REPUBLIKA.CO.ID, Ada banyak pintu rezeki. Tiap-tiap anak Adam mendapatkannya dari pintu dan tentunya, cara yang berbeda-beda. Di antara jalan memperoleh rezeki ialah dengan cara berwiraswasta.
Ragamnya pun bervariasi. Mulai dari berdagang hingga bercocok tanam, atau bertani misalnya. Berwiraswasta pun dalam agama Islam dipandang amat mulia. Jauh lebih berharga ketimbang berpangku tangan atau bahkan meminta-minta.
Suatu saat, seperti yang dikisahkan dalam riwayat Abu Dawud, seorang sahabat mendatangi Rasulullah SAW dan meminta uang atau makanan.

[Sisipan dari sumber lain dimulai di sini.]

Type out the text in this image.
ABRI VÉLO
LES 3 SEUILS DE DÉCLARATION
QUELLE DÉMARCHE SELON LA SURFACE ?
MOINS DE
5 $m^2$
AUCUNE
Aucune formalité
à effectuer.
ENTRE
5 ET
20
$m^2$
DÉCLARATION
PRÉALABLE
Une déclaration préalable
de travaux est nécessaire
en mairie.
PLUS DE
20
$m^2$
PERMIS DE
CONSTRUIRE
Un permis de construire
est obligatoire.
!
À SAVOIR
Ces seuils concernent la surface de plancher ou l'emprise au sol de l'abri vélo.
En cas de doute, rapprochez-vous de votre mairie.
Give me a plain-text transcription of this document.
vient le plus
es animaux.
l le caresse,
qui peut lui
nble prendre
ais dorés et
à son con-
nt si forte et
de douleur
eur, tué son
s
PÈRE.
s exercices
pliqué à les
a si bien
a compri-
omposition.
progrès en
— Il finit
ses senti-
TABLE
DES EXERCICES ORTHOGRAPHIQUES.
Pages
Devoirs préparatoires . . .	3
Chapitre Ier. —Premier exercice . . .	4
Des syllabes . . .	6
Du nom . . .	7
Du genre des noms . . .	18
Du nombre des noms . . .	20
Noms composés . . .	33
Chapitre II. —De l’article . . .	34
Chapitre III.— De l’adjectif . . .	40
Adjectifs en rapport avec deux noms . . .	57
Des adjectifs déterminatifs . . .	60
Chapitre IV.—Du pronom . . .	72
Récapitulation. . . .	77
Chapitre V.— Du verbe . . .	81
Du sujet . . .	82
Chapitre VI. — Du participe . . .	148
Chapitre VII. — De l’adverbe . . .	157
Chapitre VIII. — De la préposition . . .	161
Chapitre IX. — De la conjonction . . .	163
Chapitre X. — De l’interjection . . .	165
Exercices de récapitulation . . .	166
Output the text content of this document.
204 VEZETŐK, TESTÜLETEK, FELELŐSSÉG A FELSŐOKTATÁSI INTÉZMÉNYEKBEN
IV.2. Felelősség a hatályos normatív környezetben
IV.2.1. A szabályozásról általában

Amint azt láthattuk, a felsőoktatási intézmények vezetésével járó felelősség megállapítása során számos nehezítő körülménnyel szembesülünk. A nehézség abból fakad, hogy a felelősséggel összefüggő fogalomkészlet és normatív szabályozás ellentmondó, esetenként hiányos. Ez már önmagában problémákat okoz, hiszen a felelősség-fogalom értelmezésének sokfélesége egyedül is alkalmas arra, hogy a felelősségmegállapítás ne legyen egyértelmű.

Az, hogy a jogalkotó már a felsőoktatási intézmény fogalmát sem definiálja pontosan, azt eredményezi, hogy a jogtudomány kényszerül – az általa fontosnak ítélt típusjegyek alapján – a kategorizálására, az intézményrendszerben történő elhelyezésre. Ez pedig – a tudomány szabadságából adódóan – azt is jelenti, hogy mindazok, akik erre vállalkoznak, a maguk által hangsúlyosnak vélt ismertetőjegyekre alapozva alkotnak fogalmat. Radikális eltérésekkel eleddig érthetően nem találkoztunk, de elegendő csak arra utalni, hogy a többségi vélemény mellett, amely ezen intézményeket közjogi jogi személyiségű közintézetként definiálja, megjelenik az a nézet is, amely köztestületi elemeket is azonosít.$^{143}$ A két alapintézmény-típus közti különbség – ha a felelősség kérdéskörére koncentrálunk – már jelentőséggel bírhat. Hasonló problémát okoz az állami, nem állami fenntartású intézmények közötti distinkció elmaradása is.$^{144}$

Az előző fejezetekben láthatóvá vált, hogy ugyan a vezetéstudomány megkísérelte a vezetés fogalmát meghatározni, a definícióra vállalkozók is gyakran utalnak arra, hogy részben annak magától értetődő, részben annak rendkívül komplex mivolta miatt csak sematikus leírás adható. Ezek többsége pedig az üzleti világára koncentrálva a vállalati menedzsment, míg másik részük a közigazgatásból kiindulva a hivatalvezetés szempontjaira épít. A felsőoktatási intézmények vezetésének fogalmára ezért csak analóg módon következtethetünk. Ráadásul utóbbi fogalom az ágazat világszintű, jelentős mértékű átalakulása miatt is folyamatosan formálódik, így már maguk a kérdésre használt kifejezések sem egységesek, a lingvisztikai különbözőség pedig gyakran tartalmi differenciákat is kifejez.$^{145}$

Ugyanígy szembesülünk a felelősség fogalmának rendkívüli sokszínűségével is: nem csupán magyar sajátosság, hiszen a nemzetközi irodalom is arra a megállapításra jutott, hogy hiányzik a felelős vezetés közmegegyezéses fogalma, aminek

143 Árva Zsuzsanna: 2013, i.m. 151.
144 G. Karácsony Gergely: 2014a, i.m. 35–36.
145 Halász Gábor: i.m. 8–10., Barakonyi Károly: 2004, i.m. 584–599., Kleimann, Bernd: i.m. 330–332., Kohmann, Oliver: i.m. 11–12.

Beliau lantas menegurnya dan mengatakan, “Apakah di rumahmu, tidak ada apa pun?”
Lelaki itu menjawab, “Ada, hanya sejumlah pakaian yang dipakai secara bergantian dan wadah air.”
Rasulullah pun meminta agar barang-barang tersebut dibawa ke hadapannya. Permintaan itu pun dikabulkan oleh lelaki tersebut.
Rasulullah lantas mengambilnya untuk dijual. “Siapa yang hendak membeli dua barang ini?” ucap Rasulullah menawarkan barang. Seorang sahabat menawarnya dengan harga satu dirham.
“Siapa yang membeli dua dirham?” kata Rasulullah. Sahabat lainnya berani menawar dua dirham.
Kemudian, dua dirham itu diberikan kepada pemiliki barang. Rasulullah mengatakan agar satu dirham dibelikan makanan untuk keluarganya. Sedangkan sisanya dibelikan karung. Perintah itu pun dilaksanakan.
Rasulullah sendiri kemudian mengikat pemotong dengan sebuah tongkat dan menyuruhnya pergi mencari kayu untuk dijual. “Jangan mendatangiku hingga 15 hari,” pesan Rasulullah.
Semua arahan Rasulullah dilaksanakan. Lalu ia mendatangi Rasulullah dengan mengantongi 10 dirham dari jerih payahnya. Dari penghasilan itu, ia membeli baju dan makanan buat keluarganya.
Rasulullah bersabda, “Hal ini jauh lebih baik bagimu daripada mendatangkan masalah sebagai tanda di wajahmu kelak di hari kiamat. Sesungguhnya, masalah hanya pantas bagi tiga (golongan): miskin sangat, terlilit utang, dan terserang penyakit menahun.”